Thursday, December 29, 2011

Bash sort... what the hell is up with tab separators?

UPDATE: I have updated the sort Wiki page to include an example for tab separated sorting.

In the world of Unix shells there exists a very common one called Bash. And within the Bash shell there are a whole host of commands that can be used both on the command line and in a script file. These commands run the gamut for what they can do, but there is a small subset that most people find their daily lives centered around when it comes to programming or hacking out solutions such as sed, cut, and sort.

Fairly common inputs to these commands are delimited-separated values such as CSVs and TSVs. Thankfully almost every command that you would use for these formats allows you to specify the delimiter.

For instance, say we have a TSV file called phonebook that contains the name and number for each contact:
$ cat phonebook 
Smith, Brett 555-4321
Doe, John 555-1234
Doe, Jane 555-3214
Avery, Cory 555-4132
Fogarty, Suzie 555-2314
With cut you could get just the names if you wanted:
$ cut -f1 phonebook 
Smith, Brett
Doe, John
Doe, Jane
Avery, Cory
Fogarty, Suzie
How did it know what the delimiter was?

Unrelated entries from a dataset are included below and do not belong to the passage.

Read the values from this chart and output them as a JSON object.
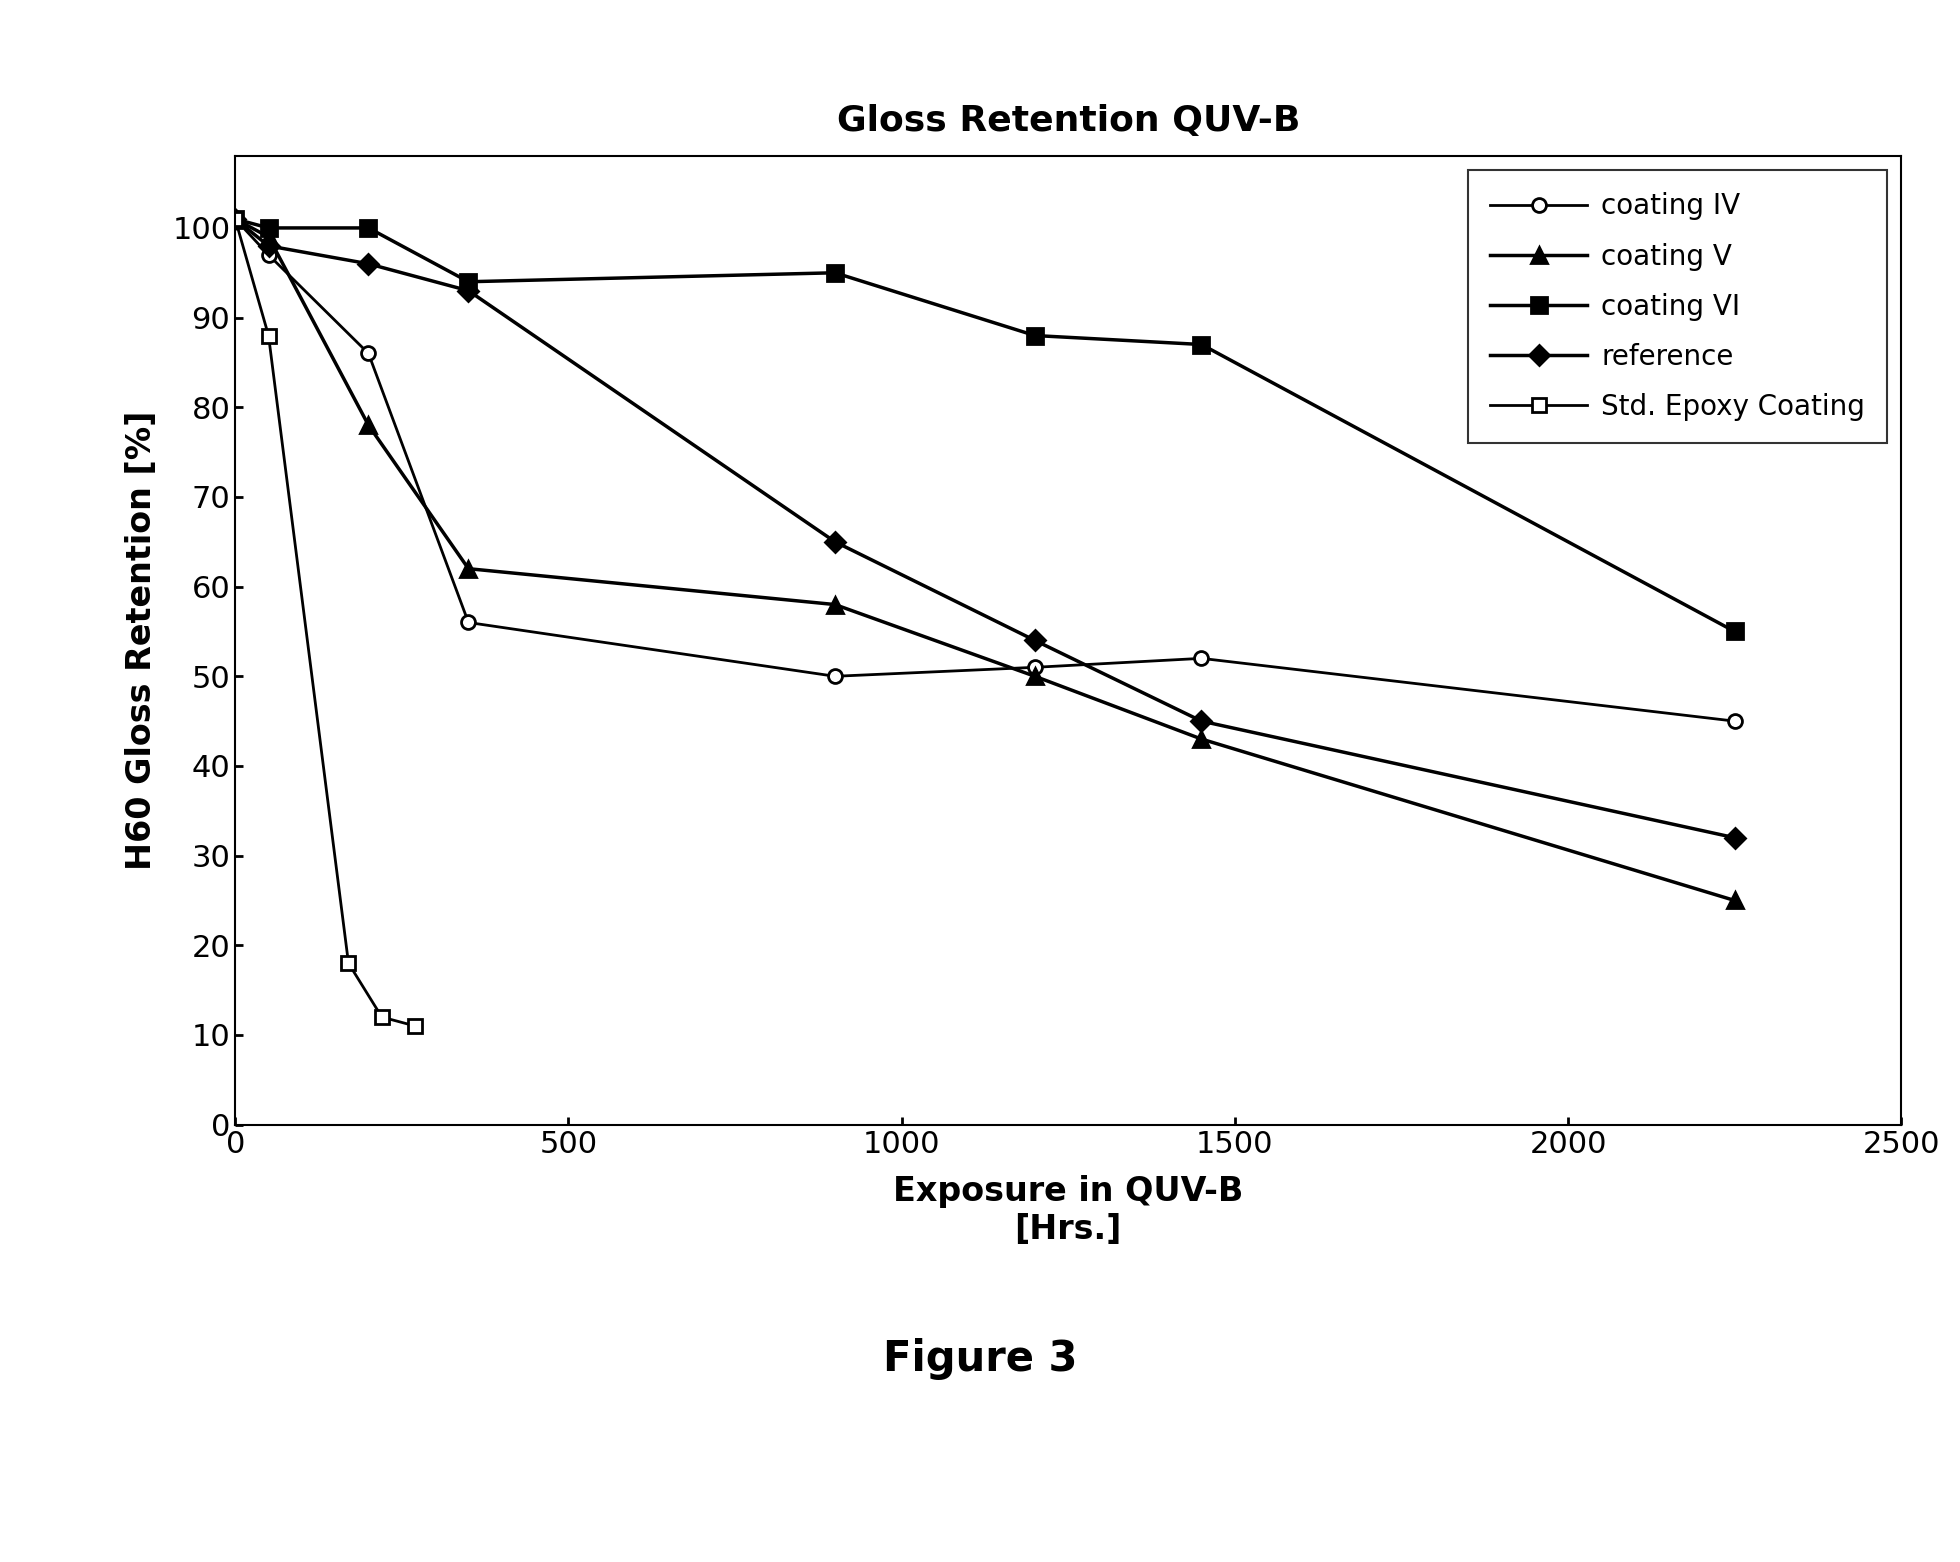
{
  "title": "Gloss Retention QUV-B",
  "xlabel_line1": "Exposure in QUV-B",
  "xlabel_line2": "[Hrs.]",
  "ylabel": "H60 Gloss Retention [%]",
  "figure_label": "Figure 3",
  "xlim": [
    0,
    2500
  ],
  "ylim": [
    0,
    108
  ],
  "xticks": [
    0,
    500,
    1000,
    1500,
    2000,
    2500
  ],
  "yticks": [
    0,
    10,
    20,
    30,
    40,
    50,
    60,
    70,
    80,
    90,
    100
  ],
  "series": [
    {
      "label": "coating IV",
      "x": [
        0,
        50,
        200,
        350,
        900,
        1200,
        1450,
        2250
      ],
      "y": [
        101,
        97,
        86,
        56,
        50,
        51,
        52,
        45
      ],
      "color": "#000000",
      "marker": "o",
      "markersize": 10,
      "linewidth": 2.0,
      "markerfacecolor": "white",
      "markeredgewidth": 2.0
    },
    {
      "label": "coating V",
      "x": [
        0,
        50,
        200,
        350,
        900,
        1200,
        1450,
        2250
      ],
      "y": [
        101,
        99,
        78,
        62,
        58,
        50,
        43,
        25
      ],
      "color": "#000000",
      "marker": "^",
      "markersize": 11,
      "linewidth": 2.5,
      "markerfacecolor": "#000000",
      "markeredgewidth": 2.0
    },
    {
      "label": "coating VI",
      "x": [
        0,
        50,
        200,
        350,
        900,
        1200,
        1450,
        2250
      ],
      "y": [
        101,
        100,
        100,
        94,
        95,
        88,
        87,
        55
      ],
      "color": "#000000",
      "marker": "s",
      "markersize": 11,
      "linewidth": 2.5,
      "markerfacecolor": "#000000",
      "markeredgewidth": 2.0
    },
    {
      "label": "reference",
      "x": [
        0,
        50,
        200,
        350,
        900,
        1200,
        1450,
        2250
      ],
      "y": [
        101,
        98,
        96,
        93,
        65,
        54,
        45,
        32
      ],
      "color": "#000000",
      "marker": "D",
      "markersize": 10,
      "linewidth": 2.5,
      "markerfacecolor": "#000000",
      "markeredgewidth": 2.0
    },
    {
      "label": "Std. Epoxy Coating",
      "x": [
        0,
        50,
        170,
        220,
        270
      ],
      "y": [
        101,
        88,
        18,
        12,
        11
      ],
      "color": "#000000",
      "marker": "s",
      "markersize": 10,
      "linewidth": 2.0,
      "markerfacecolor": "white",
      "markeredgewidth": 2.0
    }
  ],
  "tick_fontsize": 22,
  "label_fontsize": 24,
  "title_fontsize": 26,
  "legend_fontsize": 20,
  "figure_label_fontsize": 30
}
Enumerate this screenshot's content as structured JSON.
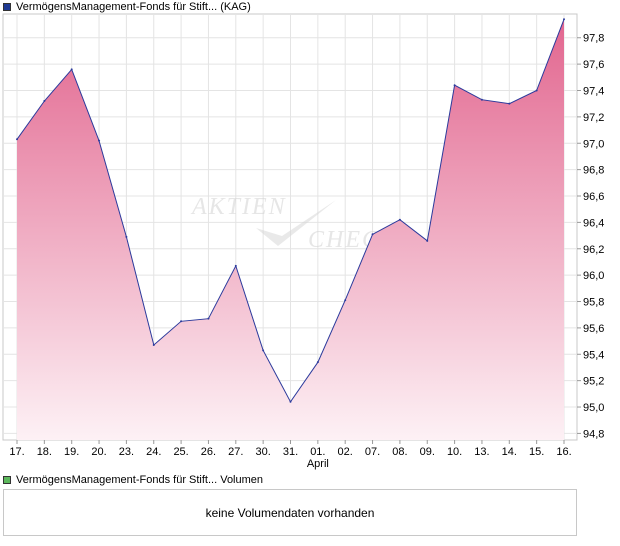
{
  "legend": {
    "price_label": "VermögensManagement-Fonds für Stift...  (KAG)",
    "volume_label": "VermögensManagement-Fonds für Stift...  Volumen",
    "price_color": "#1f3a93",
    "volume_color": "#5cb85c"
  },
  "volume_panel": {
    "message": "keine Volumendaten vorhanden"
  },
  "watermark": {
    "line1": "AKTIEN",
    "line2": "CHECK"
  },
  "chart_data": {
    "type": "area",
    "x": [
      "17.",
      "18.",
      "19.",
      "20.",
      "23.",
      "24.",
      "25.",
      "26.",
      "27.",
      "30.",
      "31.",
      "01.",
      "02.",
      "07.",
      "08.",
      "09.",
      "10.",
      "13.",
      "14.",
      "15.",
      "16."
    ],
    "x_month_label": {
      "at": "01.",
      "text": "April"
    },
    "series": [
      {
        "values": [
          97.03,
          97.32,
          97.56,
          97.02,
          96.29,
          95.47,
          95.65,
          95.67,
          96.07,
          95.43,
          95.04,
          95.34,
          95.81,
          96.31,
          96.42,
          96.26,
          97.44,
          97.33,
          97.3,
          97.4,
          97.94
        ]
      }
    ],
    "ylim": [
      94.75,
      97.98
    ],
    "y_ticks": [
      "94,8",
      "95,0",
      "95,2",
      "95,4",
      "95,6",
      "95,8",
      "96,0",
      "96,2",
      "96,4",
      "96,6",
      "96,8",
      "97,0",
      "97,2",
      "97,4",
      "97,6",
      "97,8"
    ],
    "grid": true,
    "line_color": "#2b3a9c",
    "fill_top_color": "#e2668f",
    "fill_bottom_color": "#fdf1f5"
  }
}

Luckily with cut the default delimiter is the tab character. What if it's not though? Looking at the man page for cut gives us:
$ man cut
...
     -d delim
             Use delim as the field delimiter character instead of the tab character.
...
So, say you wanted just the last name for everyone. Well, you can pipe the output from the first command to a second command to do just that! The only difference is now we are going to specify the delimiter to be a comma for the second command.
$ cut -f1 phonebook | cut -f1 -d ','
Smith
Doe
Doe
Avery
Fogarty
Nice! Now, lets check out sort. First, lets sort our phonebook by last name:
$ sort -k1,1 phonebook 
Avery, Cory 555-4132
Doe, Jane 555-3214
Doe, John 555-1234
Fogarty, Suzie 555-2314
Smith, Brett 555-4321
That works well enough. Now lets sort by phone numbers:
$ sort -k2,2 phonebook 
Smith, Brett 555-4321
Avery, Cory 555-4132
Doe, Jane 555-3214
Doe, John 555-1234
Fogarty, Suzie 555-2314
Well... that's not right. It sorted by first name instead. Hmmmmm. Looking at the man page we see:
$ man sort
...
       -t, --field-separator=SEP
              use SEP instead of non-blank to blank transition
...
OK, lets add our trusty tab character:
$ sort -k2,2 -t '\t' phonebook 
sort: multi-character tab `\\t'
Uhhhhh... multi-character? Looks like sort doesn't interpret '\t' as a tab character, but instead a literal '\' and 't'. In another way:
$ echo -n '\t' | hexdump -c
0000000   \   t                                                        
0000002
So, how do we set the separator to be a tab character? The beginner's bash guide provides some guidance on that:
3.3.5. ANSI-C quoting

Words in the form "$'STRING'" are treated in a special way. The word expands to a string, with backslash-escaped characters replaced as specified by the ANSI-C standard. Backslash escape sequences can be found in the Bash documentation.
Using our echo example again:
$ echo -n $'\t' | hexdump -c
0000000  \t                                                            
0000001
Yup, one character. Trying out phone number sort again:
$ sort -k2,2 -t $'\t' phonebook 
Doe, John 555-1234
Fogarty, Suzie 555-2314
Doe, Jane 555-3214
Avery, Cory 555-4132
Smith, Brett 555-4321
BINGO! Now we are truly sorting on the second column.

tl;dr

Turns out sort is similar to echo in that by default escaped characters are interpreted as two character literals rather than the intended escaped character. While echo -e does provide a means to do so, sort does not. So we must use the ANSI-C quoting (or some other means).